I suspect this ability of the Anafi to hover so steadily is due to the gyroscopes and not the GPS. So then I tested RTH several times and the result was identical to past experience: Sometimes the Anafi would return to within 2 feet of the take-off point and other times it would be 6 feet away. (This is with Precision Landing activated).

So if one is trying to take vertical photos of a series of objects that have Lat/Long's determined by a GPS, it would help the accuracy to match the Flight Plan waypoint Lat/Long's to the GPS Lat/Long's, but the best one could expect is 1 meter accuracy, and sometimes worse. From 50 feet up, this is irrelevant....the photo is going to show the object just fine.

So now I have answered my own question in the fourth post.
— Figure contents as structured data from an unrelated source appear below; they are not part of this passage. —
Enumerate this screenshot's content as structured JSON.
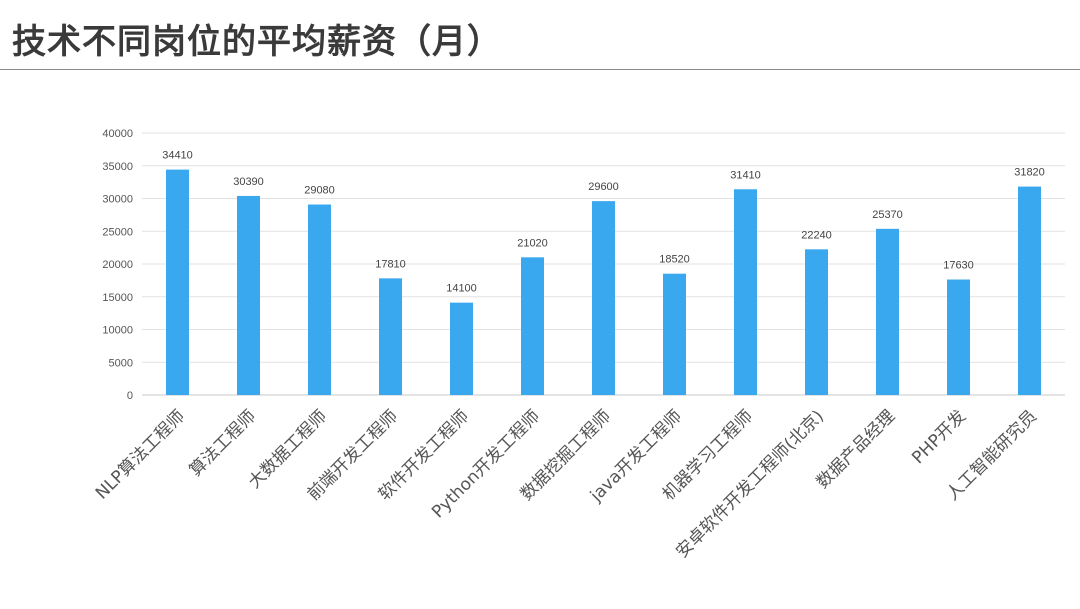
{
  "page": {
    "title": "技术不同岗位的平均薪资（月）"
  },
  "chart_data": {
    "type": "bar",
    "categories": [
      "NLP算法工程师",
      "算法工程师",
      "大数据工程师",
      "前端开发工程师",
      "软件开发工程师",
      "Python开发工程师",
      "数据挖掘工程师",
      "java开发工程师",
      "机器学习工程师",
      "安卓软件开发工程师(北京)",
      "数据产品经理",
      "PHP开发",
      "人工智能研究员"
    ],
    "values": [
      34410,
      30390,
      29080,
      17810,
      14100,
      21020,
      29600,
      18520,
      31410,
      22240,
      25370,
      17630,
      31820
    ],
    "ylim": [
      0,
      40000
    ],
    "yticks": [
      0,
      5000,
      10000,
      15000,
      20000,
      25000,
      30000,
      35000,
      40000
    ],
    "grid": true,
    "bar_color": "#3aa8ee",
    "data_labels": true
  }
}
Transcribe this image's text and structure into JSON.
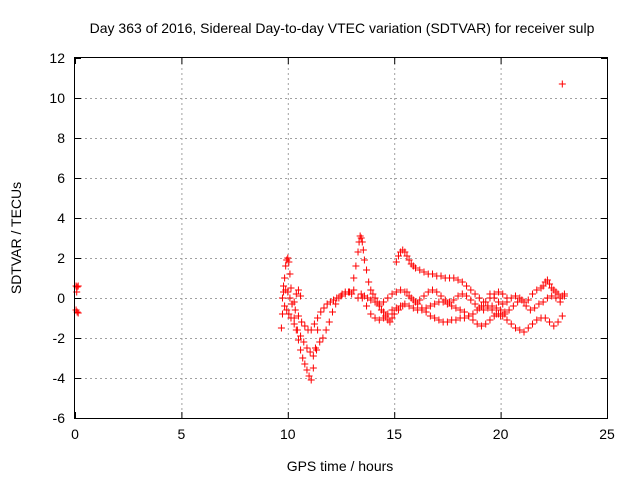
{
  "chart_data": {
    "type": "scatter",
    "title": "Day 363 of 2016, Sidereal Day-to-day VTEC variation (SDTVAR) for receiver sulp",
    "xlabel": "GPS time / hours",
    "ylabel": "SDTVAR / TECUs",
    "xlim": [
      0,
      25
    ],
    "ylim": [
      -6,
      12
    ],
    "xticks": [
      0,
      5,
      10,
      15,
      20,
      25
    ],
    "yticks": [
      -6,
      -4,
      -2,
      0,
      2,
      4,
      6,
      8,
      10,
      12
    ],
    "xtick_labels": [
      "0",
      "5",
      "10",
      "15",
      "20",
      "25"
    ],
    "ytick_labels": [
      "-6",
      "-4",
      "-2",
      "0",
      "2",
      "4",
      "6",
      "8",
      "10",
      "12"
    ],
    "grid": true,
    "marker": "plus",
    "color": "#ff0000",
    "series": [
      {
        "name": "SDTVAR",
        "points": [
          [
            0.05,
            0.6
          ],
          [
            0.1,
            0.55
          ],
          [
            0.15,
            0.6
          ],
          [
            0.08,
            0.3
          ],
          [
            0.05,
            -0.6
          ],
          [
            0.1,
            -0.7
          ],
          [
            0.15,
            -0.75
          ],
          [
            9.7,
            -1.5
          ],
          [
            9.75,
            -0.8
          ],
          [
            9.8,
            0.3
          ],
          [
            9.85,
            1.0
          ],
          [
            9.9,
            1.6
          ],
          [
            9.95,
            1.9
          ],
          [
            10.0,
            2.0
          ],
          [
            10.05,
            1.8
          ],
          [
            10.1,
            1.2
          ],
          [
            10.15,
            0.5
          ],
          [
            10.2,
            -0.3
          ],
          [
            10.3,
            -1.0
          ],
          [
            10.4,
            -1.6
          ],
          [
            10.5,
            -2.1
          ],
          [
            10.6,
            -2.6
          ],
          [
            10.7,
            -3.0
          ],
          [
            10.8,
            -3.3
          ],
          [
            10.9,
            -3.6
          ],
          [
            11.0,
            -3.9
          ],
          [
            11.1,
            -4.1
          ],
          [
            11.2,
            -3.5
          ],
          [
            11.3,
            -2.5
          ],
          [
            11.4,
            -1.6
          ],
          [
            9.75,
            0.0
          ],
          [
            9.85,
            -0.4
          ],
          [
            9.95,
            -0.6
          ],
          [
            10.05,
            -0.8
          ],
          [
            10.15,
            -1.0
          ],
          [
            10.3,
            -1.3
          ],
          [
            10.45,
            -1.6
          ],
          [
            10.6,
            -1.9
          ],
          [
            10.75,
            -2.2
          ],
          [
            10.9,
            -2.5
          ],
          [
            11.05,
            -2.7
          ],
          [
            11.2,
            -2.9
          ],
          [
            11.35,
            -2.6
          ],
          [
            11.5,
            -2.2
          ],
          [
            11.65,
            -2.0
          ],
          [
            11.8,
            -1.6
          ],
          [
            11.95,
            -1.2
          ],
          [
            12.1,
            -0.7
          ],
          [
            12.25,
            -0.3
          ],
          [
            12.4,
            0.0
          ],
          [
            12.55,
            0.2
          ],
          [
            12.7,
            0.3
          ],
          [
            12.85,
            0.3
          ],
          [
            13.0,
            0.2
          ],
          [
            9.8,
            0.6
          ],
          [
            9.9,
            0.4
          ],
          [
            10.0,
            0.3
          ],
          [
            10.1,
            0.0
          ],
          [
            10.2,
            -0.3
          ],
          [
            10.35,
            -0.6
          ],
          [
            10.5,
            -0.9
          ],
          [
            10.65,
            -1.2
          ],
          [
            10.8,
            -1.4
          ],
          [
            10.95,
            -1.6
          ],
          [
            11.1,
            -1.6
          ],
          [
            11.25,
            -1.3
          ],
          [
            11.4,
            -1.0
          ],
          [
            11.55,
            -0.7
          ],
          [
            11.7,
            -0.5
          ],
          [
            11.85,
            -0.3
          ],
          [
            12.0,
            -0.2
          ],
          [
            12.15,
            -0.1
          ],
          [
            12.3,
            0.0
          ],
          [
            12.5,
            0.1
          ],
          [
            12.7,
            0.2
          ],
          [
            12.9,
            0.3
          ],
          [
            13.1,
            0.4
          ],
          [
            10.3,
            -0.2
          ],
          [
            10.4,
            0.2
          ],
          [
            10.5,
            0.4
          ],
          [
            10.6,
            0.1
          ],
          [
            13.1,
            1.0
          ],
          [
            13.2,
            1.6
          ],
          [
            13.3,
            2.3
          ],
          [
            13.35,
            2.8
          ],
          [
            13.4,
            3.1
          ],
          [
            13.45,
            3.0
          ],
          [
            13.5,
            2.8
          ],
          [
            13.55,
            2.4
          ],
          [
            13.6,
            1.9
          ],
          [
            13.7,
            1.4
          ],
          [
            13.8,
            0.8
          ],
          [
            13.9,
            0.4
          ],
          [
            14.0,
            0.2
          ],
          [
            14.1,
            0.0
          ],
          [
            14.2,
            -0.2
          ],
          [
            14.3,
            -0.4
          ],
          [
            14.4,
            -0.6
          ],
          [
            14.5,
            -0.7
          ],
          [
            14.6,
            -0.9
          ],
          [
            14.7,
            -1.1
          ],
          [
            14.8,
            -1.2
          ],
          [
            14.9,
            -1.0
          ],
          [
            15.0,
            -0.8
          ],
          [
            15.2,
            -0.6
          ],
          [
            15.4,
            -0.4
          ],
          [
            13.3,
            0.0
          ],
          [
            13.45,
            0.2
          ],
          [
            13.6,
            0.1
          ],
          [
            13.75,
            0.0
          ],
          [
            13.9,
            -0.1
          ],
          [
            14.1,
            -0.2
          ],
          [
            14.3,
            -0.3
          ],
          [
            14.5,
            -0.2
          ],
          [
            14.7,
            0.0
          ],
          [
            14.9,
            0.2
          ],
          [
            15.1,
            0.3
          ],
          [
            15.3,
            0.4
          ],
          [
            15.5,
            0.3
          ],
          [
            15.7,
            0.1
          ],
          [
            15.9,
            -0.1
          ],
          [
            16.1,
            -0.3
          ],
          [
            16.3,
            -0.5
          ],
          [
            16.5,
            -0.7
          ],
          [
            16.7,
            -0.9
          ],
          [
            16.9,
            -1.0
          ],
          [
            17.1,
            -1.1
          ],
          [
            17.3,
            -1.2
          ],
          [
            17.5,
            -1.2
          ],
          [
            17.7,
            -1.1
          ],
          [
            17.9,
            -1.1
          ],
          [
            18.1,
            -1.0
          ],
          [
            18.3,
            -1.0
          ],
          [
            18.5,
            -0.9
          ],
          [
            18.7,
            -0.8
          ],
          [
            18.9,
            -0.6
          ],
          [
            19.1,
            -0.4
          ],
          [
            19.3,
            -0.2
          ],
          [
            19.5,
            0.0
          ],
          [
            19.7,
            0.2
          ],
          [
            19.9,
            0.3
          ],
          [
            20.1,
            0.2
          ],
          [
            20.3,
            0.0
          ],
          [
            13.5,
            0.0
          ],
          [
            13.7,
            -0.4
          ],
          [
            13.9,
            -0.8
          ],
          [
            14.1,
            -1.0
          ],
          [
            14.3,
            -1.1
          ],
          [
            14.5,
            -1.0
          ],
          [
            14.7,
            -0.8
          ],
          [
            14.9,
            -0.6
          ],
          [
            15.1,
            -0.5
          ],
          [
            15.3,
            -0.4
          ],
          [
            15.5,
            -0.3
          ],
          [
            15.7,
            -0.4
          ],
          [
            15.9,
            -0.5
          ],
          [
            16.1,
            -0.6
          ],
          [
            16.3,
            -0.6
          ],
          [
            16.5,
            -0.5
          ],
          [
            16.7,
            -0.4
          ],
          [
            16.9,
            -0.3
          ],
          [
            17.1,
            -0.2
          ],
          [
            17.3,
            -0.2
          ],
          [
            17.5,
            -0.3
          ],
          [
            17.7,
            -0.4
          ],
          [
            17.9,
            -0.5
          ],
          [
            18.1,
            -0.6
          ],
          [
            18.3,
            -0.7
          ],
          [
            18.5,
            -0.9
          ],
          [
            18.7,
            -1.1
          ],
          [
            18.9,
            -1.3
          ],
          [
            19.1,
            -1.4
          ],
          [
            19.3,
            -1.3
          ],
          [
            19.5,
            -1.1
          ],
          [
            19.7,
            -0.9
          ],
          [
            19.9,
            -0.8
          ],
          [
            20.1,
            -0.9
          ],
          [
            20.3,
            -1.1
          ],
          [
            20.5,
            -1.3
          ],
          [
            20.7,
            -1.5
          ],
          [
            20.9,
            -1.6
          ],
          [
            21.1,
            -1.7
          ],
          [
            21.3,
            -1.5
          ],
          [
            21.5,
            -1.3
          ],
          [
            21.7,
            -1.1
          ],
          [
            21.9,
            -1.0
          ],
          [
            22.1,
            -1.0
          ],
          [
            22.3,
            -1.2
          ],
          [
            22.5,
            -1.4
          ],
          [
            22.7,
            -1.2
          ],
          [
            22.9,
            -0.9
          ],
          [
            15.1,
            1.8
          ],
          [
            15.2,
            2.1
          ],
          [
            15.3,
            2.3
          ],
          [
            15.4,
            2.4
          ],
          [
            15.5,
            2.3
          ],
          [
            15.6,
            2.1
          ],
          [
            15.7,
            1.9
          ],
          [
            15.8,
            1.7
          ],
          [
            15.9,
            1.6
          ],
          [
            16.0,
            1.5
          ],
          [
            16.2,
            1.4
          ],
          [
            16.4,
            1.3
          ],
          [
            16.6,
            1.2
          ],
          [
            16.8,
            1.2
          ],
          [
            17.0,
            1.1
          ],
          [
            17.2,
            1.1
          ],
          [
            17.4,
            1.0
          ],
          [
            17.6,
            1.0
          ],
          [
            17.8,
            1.0
          ],
          [
            18.0,
            0.9
          ],
          [
            18.2,
            0.8
          ],
          [
            18.4,
            0.6
          ],
          [
            18.6,
            0.4
          ],
          [
            18.8,
            0.2
          ],
          [
            19.0,
            0.0
          ],
          [
            19.2,
            -0.2
          ],
          [
            19.4,
            -0.4
          ],
          [
            19.6,
            -0.6
          ],
          [
            19.8,
            -0.8
          ],
          [
            20.0,
            -0.9
          ],
          [
            20.2,
            -0.8
          ],
          [
            20.4,
            -0.6
          ],
          [
            20.6,
            -0.4
          ],
          [
            20.8,
            -0.2
          ],
          [
            21.0,
            -0.1
          ],
          [
            15.6,
            0.3
          ],
          [
            15.8,
            0.0
          ],
          [
            16.0,
            -0.2
          ],
          [
            16.2,
            -0.1
          ],
          [
            16.4,
            0.1
          ],
          [
            16.6,
            0.3
          ],
          [
            16.8,
            0.4
          ],
          [
            17.0,
            0.3
          ],
          [
            17.2,
            0.1
          ],
          [
            17.4,
            -0.1
          ],
          [
            17.6,
            -0.2
          ],
          [
            17.8,
            -0.1
          ],
          [
            18.0,
            0.1
          ],
          [
            18.2,
            0.2
          ],
          [
            18.4,
            0.1
          ],
          [
            18.6,
            -0.1
          ],
          [
            18.8,
            -0.3
          ],
          [
            19.0,
            -0.5
          ],
          [
            19.2,
            -0.6
          ],
          [
            19.4,
            -0.5
          ],
          [
            19.6,
            -0.4
          ],
          [
            19.8,
            -0.5
          ],
          [
            20.0,
            -0.6
          ],
          [
            20.2,
            -0.7
          ],
          [
            19.5,
            0.2
          ],
          [
            19.7,
            0.0
          ],
          [
            19.9,
            -0.2
          ],
          [
            20.1,
            -0.3
          ],
          [
            20.3,
            -0.2
          ],
          [
            20.5,
            0.0
          ],
          [
            20.7,
            0.1
          ],
          [
            20.9,
            0.0
          ],
          [
            21.1,
            -0.2
          ],
          [
            21.2,
            -0.4
          ],
          [
            21.3,
            -0.1
          ],
          [
            21.5,
            0.2
          ],
          [
            21.7,
            0.4
          ],
          [
            21.9,
            0.5
          ],
          [
            22.0,
            0.6
          ],
          [
            22.1,
            0.8
          ],
          [
            22.2,
            0.9
          ],
          [
            22.3,
            0.7
          ],
          [
            22.4,
            0.5
          ],
          [
            22.5,
            0.4
          ],
          [
            22.6,
            0.3
          ],
          [
            22.7,
            0.2
          ],
          [
            22.8,
            0.0
          ],
          [
            22.9,
            0.1
          ],
          [
            23.0,
            0.2
          ],
          [
            21.4,
            -0.6
          ],
          [
            21.6,
            -0.5
          ],
          [
            21.8,
            -0.3
          ],
          [
            22.0,
            -0.2
          ],
          [
            22.2,
            0.0
          ],
          [
            22.4,
            0.1
          ],
          [
            22.6,
            0.0
          ],
          [
            22.8,
            -0.2
          ],
          [
            23.0,
            0.1
          ],
          [
            22.9,
            10.7
          ]
        ]
      }
    ]
  }
}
It is 1 meter about 75% of the time and 2 meters the other 25% with good satellite reception. With a poor satellite constellation it could be much worse.

(It turns out that using a USGS Benchmark is somewhat irrelevant to the discussion unless you are actually trying to locate a Benchmark with either the GPS or the Anafi because you can't find it visually. Any convenient GPS waypoint will do and if you match the Lat/Long numbers in the Flight Plan manually the Anafi will end up within 1 meter most of the time).